– Нет, не особенно, – честно признался он. А я к тому моменту обернулась к двери и лишь буркнула:

– Хорошо. Тогда схожу к расписанию дежурств, проверю.

Останавливать меня никто не стал. И это замечательно.

Жаль только, в коридоре вечером было все еще людно. Кто‑то из студентов, вопреки запрету, по‑прежнему ходил полуголым, но хотя бы в штанах и тапочках – уже радует. Не то что два дня назад.

Да уж, как вспомню построение во внутреннем дворе среди студентов, так улыбаться хочется до ушей. Директор знал, как надавить на больное. Он попросту пригрозил, что из‑за моих жалоб начнет отбирать у них контроль над нежитью. Один проступок – один зомби, скелет, упырь или демон. Студенты, дослушав слова архимага, впечатлились и встали ровнее. А после вводной уличной лекции выстроились всей толпой в мою комнату, чтобы первыми поздороваться и «навести со мной мосты», как любезно поделился мудростью Бранд Элфрин, расталкивая всех и вся.

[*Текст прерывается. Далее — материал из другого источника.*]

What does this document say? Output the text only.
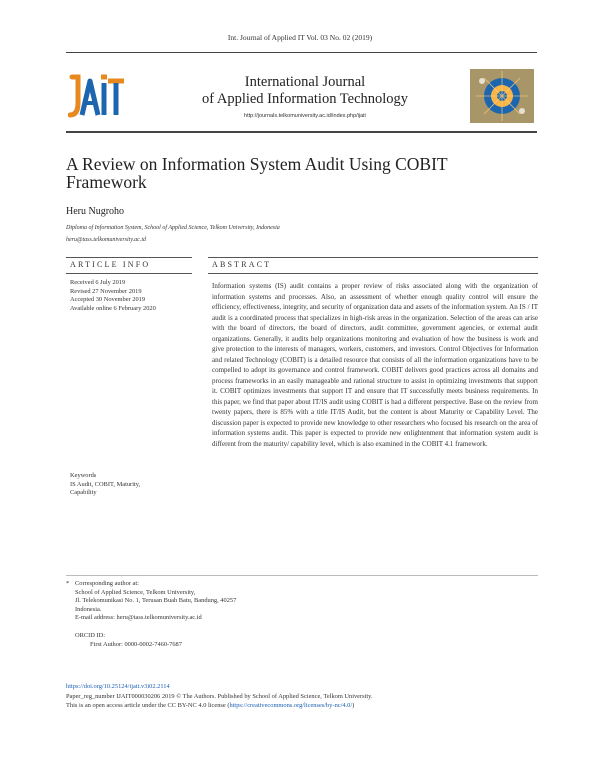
Int. Journal of Applied IT Vol. 03 No. 02 (2019)
International Journal
of Applied Information Technology
http://journals.telkomuniversity.ac.id/index.php/ijait
A Review on Information System Audit Using COBIT
Framework
Heru Nugroho
Diploma of Information System, School of Applied Science, Telkom University, Indonesia
heru@tass.telkomuniversity.ac.id
ARTICLE INFO
Received 6 July 2019
Revised 27 November 2019
Accepted 30 November 2019
Available online 6 February 2020
Keywords
IS Audit, COBIT, Maturity,
Capability
ABSTRACT
Information systems (IS) audit contains a proper review of risks associated along with the organization of information systems and processes. Also, an assessment of whether enough quality control will ensure the efficiency, effectiveness, integrity, and security of organization data and assets of the information system. An IS / IT audit is a coordinated process that specializes in high-risk areas in the organization. Selection of the areas can arise with the board of directors, the board of directors, audit committee, government agencies, or external audit organizations. Generally, it audits help organizations monitoring and evaluation of how the business is work and give protection to the interests of managers, workers, customers, and investors. Control Objectives for Information and related Technology (COBIT) is a detailed resource that consists of all the information organizations have to be compelled to adopt its governance and control framework. COBIT delivers good practices across all domains and process frameworks in an easily manageable and rational structure to assist in optimizing investments that support it. COBIT optimizes investments that support IT and ensure that IT successfully meets business requirements. In this paper, we find that paper about IT/IS audit using COBIT is had a different perspective. Base on the review from twenty papers, there is 85% with a title IT/IS Audit, but the content is about Maturity or Capability Level. The discussion paper is expected to provide new knowledge to other researchers who focused his research on the area of information systems audit. This paper is expected to provide new enlightenment that information system audit is different from the maturity/ capability level, which is also examined in the COBIT 4.1 framework.
* Corresponding author at:
School of Applied Science, Telkom University,
Jl. Telekomunikasi No. 1, Terusan Buah Batu, Bandung, 40257
Indonesia.
E-mail address: heru@tass.telkomuniversity.ac.id
ORCID ID:
First Author: 0000-0002-7460-7687
https://doi.org/10.25124/ijait.v3i02.2114
Paper_reg_number IJAIT000030206 2019 © The Authors. Published by School of Applied Science, Telkom University.
This is an open access article under the CC BY-NC 4.0 license (https://creativecommons.org/licenses/by-nc/4.0/)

Пока я мысленно пребывала в воспоминаниях, успела спуститься по лестнице, не реагируя на заискивающие кивки некоторых встречных анежек. Теперь‑то я знала, что это означает. Упрощенное название обучающихся в Академии Нежити. Вначале было «анежы» затем довилось еще и ласкательное «ки». Соответственно, шэмники – ученики Школы Мертвых, шасники – ученики Школы Смерти. То есть младшие курсы, у которых и нежити меньше, и привилегий по всему некрогородку.

Все тот же Бранд, пытаясь уговорить меня «сняться» на его костесвет, прямо‑таки превратился в саму любезность. И если бы не его просьба, я, возможно, надумала бы с ним подружиться. А так держу дистанцию.

Что же до прозвища «Милашка», то в глаза теперь меня называют исключительно Эмилем. Но, увы, стоит только отвернуться, как я слышу глухие смешки в спину.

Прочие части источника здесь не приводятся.